Hopefully Lloyd might recheck the provenance of the "Accepted Mark" to see if it was communicated properly to him. Hopefully this might bring something to light. If not then might I suggest a first sounder search close to, but a little SSE, of the Mystery Mark. According to the bathymetry, the biggest level difference between the sandy flat and the "alleged wreckage" is around 2.2m which should show on the sounder. That point's coordinates are: 39 08.666's, 146 17.983'e. This is also within just a few metres of the eChart wreck marker.

Hopefully someone who has actually been there and knows how to take a good GPS mark in deep water might come forward to confirm or deny any of my musings above.

The image below is taken from the Prom Marine National Park booklet. I've added the red bits in roughly the right positions to help visualise the situation as I understand it:-
Image


******* ANYTHING ELSE? **********

No not really. Sadly the bathymetry data I use to make false colour images of sea floor depths stops way short of all the graveyard wrecks.

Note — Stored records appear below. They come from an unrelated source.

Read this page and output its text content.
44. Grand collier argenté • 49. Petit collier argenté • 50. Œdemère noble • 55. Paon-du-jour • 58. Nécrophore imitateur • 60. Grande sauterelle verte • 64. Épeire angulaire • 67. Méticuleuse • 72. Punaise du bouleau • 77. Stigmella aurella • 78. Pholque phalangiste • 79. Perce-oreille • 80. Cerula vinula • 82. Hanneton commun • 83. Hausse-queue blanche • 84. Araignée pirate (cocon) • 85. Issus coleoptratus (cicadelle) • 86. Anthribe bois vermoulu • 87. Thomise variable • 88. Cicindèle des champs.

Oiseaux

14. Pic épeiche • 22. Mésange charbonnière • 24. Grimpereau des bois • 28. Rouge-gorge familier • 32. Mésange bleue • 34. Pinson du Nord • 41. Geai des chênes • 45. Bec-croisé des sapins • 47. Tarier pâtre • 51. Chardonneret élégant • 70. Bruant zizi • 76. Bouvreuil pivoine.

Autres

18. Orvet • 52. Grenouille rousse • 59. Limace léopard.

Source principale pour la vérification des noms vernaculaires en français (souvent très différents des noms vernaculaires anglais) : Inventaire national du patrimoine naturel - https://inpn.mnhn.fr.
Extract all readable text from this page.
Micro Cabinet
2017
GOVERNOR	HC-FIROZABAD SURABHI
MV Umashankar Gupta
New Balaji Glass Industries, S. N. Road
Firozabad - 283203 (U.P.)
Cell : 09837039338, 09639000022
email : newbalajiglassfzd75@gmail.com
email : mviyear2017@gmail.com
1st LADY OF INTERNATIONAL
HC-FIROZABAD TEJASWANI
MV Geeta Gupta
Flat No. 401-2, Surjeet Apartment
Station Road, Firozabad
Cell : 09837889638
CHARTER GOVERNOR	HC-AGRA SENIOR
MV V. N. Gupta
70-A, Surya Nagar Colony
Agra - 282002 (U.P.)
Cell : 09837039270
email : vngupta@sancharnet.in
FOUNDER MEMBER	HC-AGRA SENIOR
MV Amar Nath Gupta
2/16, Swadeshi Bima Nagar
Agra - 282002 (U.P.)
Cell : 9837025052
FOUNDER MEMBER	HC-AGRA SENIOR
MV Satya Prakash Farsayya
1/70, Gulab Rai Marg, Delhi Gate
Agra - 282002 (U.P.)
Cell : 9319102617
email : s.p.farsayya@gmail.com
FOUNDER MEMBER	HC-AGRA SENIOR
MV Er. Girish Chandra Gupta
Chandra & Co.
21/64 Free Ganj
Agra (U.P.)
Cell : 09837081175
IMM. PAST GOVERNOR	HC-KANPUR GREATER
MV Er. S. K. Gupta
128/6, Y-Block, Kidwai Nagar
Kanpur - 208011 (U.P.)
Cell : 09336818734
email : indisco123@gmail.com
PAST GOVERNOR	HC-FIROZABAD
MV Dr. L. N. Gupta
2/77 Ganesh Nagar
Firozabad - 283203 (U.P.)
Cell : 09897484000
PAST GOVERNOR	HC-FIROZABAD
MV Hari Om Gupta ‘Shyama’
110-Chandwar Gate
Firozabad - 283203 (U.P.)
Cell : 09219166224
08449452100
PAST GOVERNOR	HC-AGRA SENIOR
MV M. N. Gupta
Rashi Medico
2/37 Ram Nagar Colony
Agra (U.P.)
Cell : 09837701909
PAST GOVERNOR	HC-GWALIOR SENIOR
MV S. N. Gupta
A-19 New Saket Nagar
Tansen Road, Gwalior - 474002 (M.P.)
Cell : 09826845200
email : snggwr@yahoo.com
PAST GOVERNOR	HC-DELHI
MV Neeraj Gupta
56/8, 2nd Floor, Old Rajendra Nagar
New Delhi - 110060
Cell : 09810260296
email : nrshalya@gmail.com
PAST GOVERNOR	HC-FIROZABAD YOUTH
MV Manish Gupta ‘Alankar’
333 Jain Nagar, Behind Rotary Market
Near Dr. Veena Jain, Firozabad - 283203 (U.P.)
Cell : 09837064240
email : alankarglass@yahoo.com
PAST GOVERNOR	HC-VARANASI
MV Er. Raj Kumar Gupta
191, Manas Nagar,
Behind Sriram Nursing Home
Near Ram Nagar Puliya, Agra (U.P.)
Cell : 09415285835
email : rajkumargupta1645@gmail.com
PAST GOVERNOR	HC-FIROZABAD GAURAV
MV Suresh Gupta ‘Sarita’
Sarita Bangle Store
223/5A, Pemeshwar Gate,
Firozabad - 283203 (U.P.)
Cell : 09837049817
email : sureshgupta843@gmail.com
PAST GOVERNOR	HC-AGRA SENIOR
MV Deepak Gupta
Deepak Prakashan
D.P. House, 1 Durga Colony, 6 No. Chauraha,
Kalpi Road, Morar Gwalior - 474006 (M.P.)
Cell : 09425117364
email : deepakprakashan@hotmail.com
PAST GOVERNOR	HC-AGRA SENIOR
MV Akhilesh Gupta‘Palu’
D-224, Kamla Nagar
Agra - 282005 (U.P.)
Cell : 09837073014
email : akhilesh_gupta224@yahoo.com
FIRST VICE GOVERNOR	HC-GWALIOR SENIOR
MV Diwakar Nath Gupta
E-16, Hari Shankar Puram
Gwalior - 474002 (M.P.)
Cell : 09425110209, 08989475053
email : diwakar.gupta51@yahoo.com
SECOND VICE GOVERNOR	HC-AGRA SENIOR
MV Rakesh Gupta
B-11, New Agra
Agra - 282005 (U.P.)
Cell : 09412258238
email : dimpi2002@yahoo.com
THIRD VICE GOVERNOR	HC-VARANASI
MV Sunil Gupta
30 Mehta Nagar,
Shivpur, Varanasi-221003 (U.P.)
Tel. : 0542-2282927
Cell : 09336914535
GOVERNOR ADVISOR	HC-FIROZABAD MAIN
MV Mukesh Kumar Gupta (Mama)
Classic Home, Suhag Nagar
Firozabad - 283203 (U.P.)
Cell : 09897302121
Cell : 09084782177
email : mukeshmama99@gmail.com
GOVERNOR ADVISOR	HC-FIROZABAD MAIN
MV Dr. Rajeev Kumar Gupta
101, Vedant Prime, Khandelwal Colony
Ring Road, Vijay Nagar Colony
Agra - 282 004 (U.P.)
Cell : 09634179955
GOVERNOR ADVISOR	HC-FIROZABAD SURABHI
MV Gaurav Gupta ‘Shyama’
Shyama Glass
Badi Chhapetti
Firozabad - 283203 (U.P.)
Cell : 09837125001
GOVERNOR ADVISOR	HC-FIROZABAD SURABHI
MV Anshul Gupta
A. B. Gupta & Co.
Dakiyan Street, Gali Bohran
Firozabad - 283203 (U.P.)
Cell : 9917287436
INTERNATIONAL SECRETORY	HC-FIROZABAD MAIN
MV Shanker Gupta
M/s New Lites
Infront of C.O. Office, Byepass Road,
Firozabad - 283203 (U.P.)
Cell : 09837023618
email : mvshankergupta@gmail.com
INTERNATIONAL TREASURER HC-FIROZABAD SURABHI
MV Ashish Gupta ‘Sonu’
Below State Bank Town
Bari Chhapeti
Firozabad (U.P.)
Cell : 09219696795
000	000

Even the J4 Sub is in a "no-data" zone.

The only other contribution I might be able to make is for the George Kermode off Smith's Beach at Phillip Island. That wreck shows up quite nicely. In reference to the Scuba Doctor's dive site page for the George Kermode, I can add this extra information:-

Of the two marks given, the one from "Peter":-
38 31.212's, 145 14.712'e is pretty much amidships over the highest point.
It might be a good "first finder" mark but not so good to drop the pick on in case it falls inside.

and the one from "Scuba Doctor":
38 31.230's, 145 14.687'e seems to be on the southern side of the wreck and near its western end.
It might be a good place to anchor close by the wreck.

I can't remember which end is the bow, but the wreck alignment is about 60T (ENE) [or 240T (WSW) going the other way.] I hope this may be of assistance to any first timers heading down to dive her. I've done it both from Flinders and from Newhaven (PI) in a fairly small dive boat. The distances are similar at around 22km one-way, but the more weather exposed route from Flinders requires careful consideration if there is any chance of a west or southwesterly springing up for the homeward run.